До окончания отпуска Арзуманяна мне приходится быть исполняющей обязанности. Стоит ли описывать, что происходит, когда ввиду рабочих моментов мы пересекаемся с Торгомом? Это пусть и редко, но всё же имеет место быть.
Но самый опасный момент случается в последний день. Напряженный, полный негатива и разбора неудачных полетов. Когда нас вызывают на совещание, я вполне собрана и профессионально сосредоточена. Но стоит в ходе обсуждений юристам обвинить наш отдел в провале судебного процесса по выплате неустойки со стороны недобросовестного подрядчика, — увы, и здесь меня не миновало «проклятие» тендеров по строительству, — внутренний предохранитель опасно щелкает.
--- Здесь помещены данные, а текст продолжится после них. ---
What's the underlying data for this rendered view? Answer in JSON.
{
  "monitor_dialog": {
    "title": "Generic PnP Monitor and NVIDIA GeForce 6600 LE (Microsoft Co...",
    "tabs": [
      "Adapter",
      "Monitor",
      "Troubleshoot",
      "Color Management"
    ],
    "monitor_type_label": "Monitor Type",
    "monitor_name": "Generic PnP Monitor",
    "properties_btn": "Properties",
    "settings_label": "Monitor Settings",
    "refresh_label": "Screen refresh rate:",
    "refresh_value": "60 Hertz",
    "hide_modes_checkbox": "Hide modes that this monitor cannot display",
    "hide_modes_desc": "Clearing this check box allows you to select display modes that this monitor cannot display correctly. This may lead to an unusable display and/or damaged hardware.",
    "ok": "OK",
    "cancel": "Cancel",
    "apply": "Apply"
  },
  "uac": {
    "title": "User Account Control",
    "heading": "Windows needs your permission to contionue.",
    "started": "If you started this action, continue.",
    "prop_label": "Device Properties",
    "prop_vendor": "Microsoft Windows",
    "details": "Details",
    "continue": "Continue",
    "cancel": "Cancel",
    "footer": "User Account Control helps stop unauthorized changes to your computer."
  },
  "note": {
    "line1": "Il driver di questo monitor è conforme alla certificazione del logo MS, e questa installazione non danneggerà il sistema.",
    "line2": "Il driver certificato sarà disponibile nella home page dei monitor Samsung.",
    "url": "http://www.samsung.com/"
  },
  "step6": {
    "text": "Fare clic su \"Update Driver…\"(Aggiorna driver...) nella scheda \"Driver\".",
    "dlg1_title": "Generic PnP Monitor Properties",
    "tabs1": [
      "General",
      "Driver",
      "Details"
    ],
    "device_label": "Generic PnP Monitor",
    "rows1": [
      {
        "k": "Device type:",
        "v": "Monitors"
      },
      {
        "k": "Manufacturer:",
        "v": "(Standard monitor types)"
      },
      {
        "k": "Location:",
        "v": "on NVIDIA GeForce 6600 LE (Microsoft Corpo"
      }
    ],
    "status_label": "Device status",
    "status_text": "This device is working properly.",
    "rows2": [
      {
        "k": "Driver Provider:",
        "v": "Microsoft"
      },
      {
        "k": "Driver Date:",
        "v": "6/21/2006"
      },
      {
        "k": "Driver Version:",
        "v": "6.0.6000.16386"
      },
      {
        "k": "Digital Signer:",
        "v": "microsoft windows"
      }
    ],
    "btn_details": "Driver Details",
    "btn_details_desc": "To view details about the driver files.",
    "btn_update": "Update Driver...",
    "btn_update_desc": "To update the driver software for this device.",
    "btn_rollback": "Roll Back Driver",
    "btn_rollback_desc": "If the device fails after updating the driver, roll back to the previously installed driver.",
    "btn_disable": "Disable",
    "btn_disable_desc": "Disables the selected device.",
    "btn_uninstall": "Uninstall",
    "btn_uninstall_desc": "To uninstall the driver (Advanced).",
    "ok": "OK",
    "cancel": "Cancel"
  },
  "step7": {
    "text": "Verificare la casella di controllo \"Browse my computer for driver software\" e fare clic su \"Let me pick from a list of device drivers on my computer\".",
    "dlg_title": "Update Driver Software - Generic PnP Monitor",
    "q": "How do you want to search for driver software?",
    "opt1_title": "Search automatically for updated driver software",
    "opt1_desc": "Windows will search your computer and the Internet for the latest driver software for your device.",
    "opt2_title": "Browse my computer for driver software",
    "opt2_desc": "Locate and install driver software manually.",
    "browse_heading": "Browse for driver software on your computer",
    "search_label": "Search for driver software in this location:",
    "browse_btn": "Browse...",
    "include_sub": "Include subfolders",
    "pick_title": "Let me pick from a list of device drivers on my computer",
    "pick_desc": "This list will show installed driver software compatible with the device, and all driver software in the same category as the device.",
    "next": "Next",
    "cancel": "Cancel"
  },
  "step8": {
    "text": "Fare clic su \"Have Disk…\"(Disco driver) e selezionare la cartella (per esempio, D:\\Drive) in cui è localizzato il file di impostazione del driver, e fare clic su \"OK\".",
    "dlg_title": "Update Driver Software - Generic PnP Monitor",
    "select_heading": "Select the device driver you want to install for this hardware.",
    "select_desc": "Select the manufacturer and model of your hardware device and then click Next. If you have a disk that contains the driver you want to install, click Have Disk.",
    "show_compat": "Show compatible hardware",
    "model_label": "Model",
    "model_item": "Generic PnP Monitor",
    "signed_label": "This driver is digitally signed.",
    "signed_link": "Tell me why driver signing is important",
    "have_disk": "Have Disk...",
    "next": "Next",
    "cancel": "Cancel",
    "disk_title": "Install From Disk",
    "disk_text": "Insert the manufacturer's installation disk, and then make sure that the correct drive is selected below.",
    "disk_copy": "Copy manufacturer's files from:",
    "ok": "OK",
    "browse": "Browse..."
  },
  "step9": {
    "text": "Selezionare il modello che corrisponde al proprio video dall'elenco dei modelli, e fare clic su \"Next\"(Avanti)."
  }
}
На мою браваду, сводящуюся к тому, что с больной головы на здоровую такое не стоит переносить, глава финансово-экономического департамента вставляет свои колкие замечания, приводя меня в неукротимое бешенство. У нас возникает короткая перепалка, во время которой я внезапно понимаю, что выгляжу посмешищем. Не стоит тягаться с акулой. Адонц меня положит на обе лопатки. И даже если я права, всё равно докажет обратное. Принципиально.
Выхожу от Генерального секретаря с вселенской досадой, заставляющей поджимать губы. И направляюсь прямиком в архив, где хранятся папки с делами пятилетней давности. И тендер по приобретению проектно-сметной документации, и тендер по первому этапу строительных работ. Пусть меня и не было здесь, когда они проводились, да и нынешний, результат которого вынудил обратиться в суд, тоже не я вела, но общая ситуация и вызов, брошенный мне сволочами на совещании, обязывает разобраться во всём.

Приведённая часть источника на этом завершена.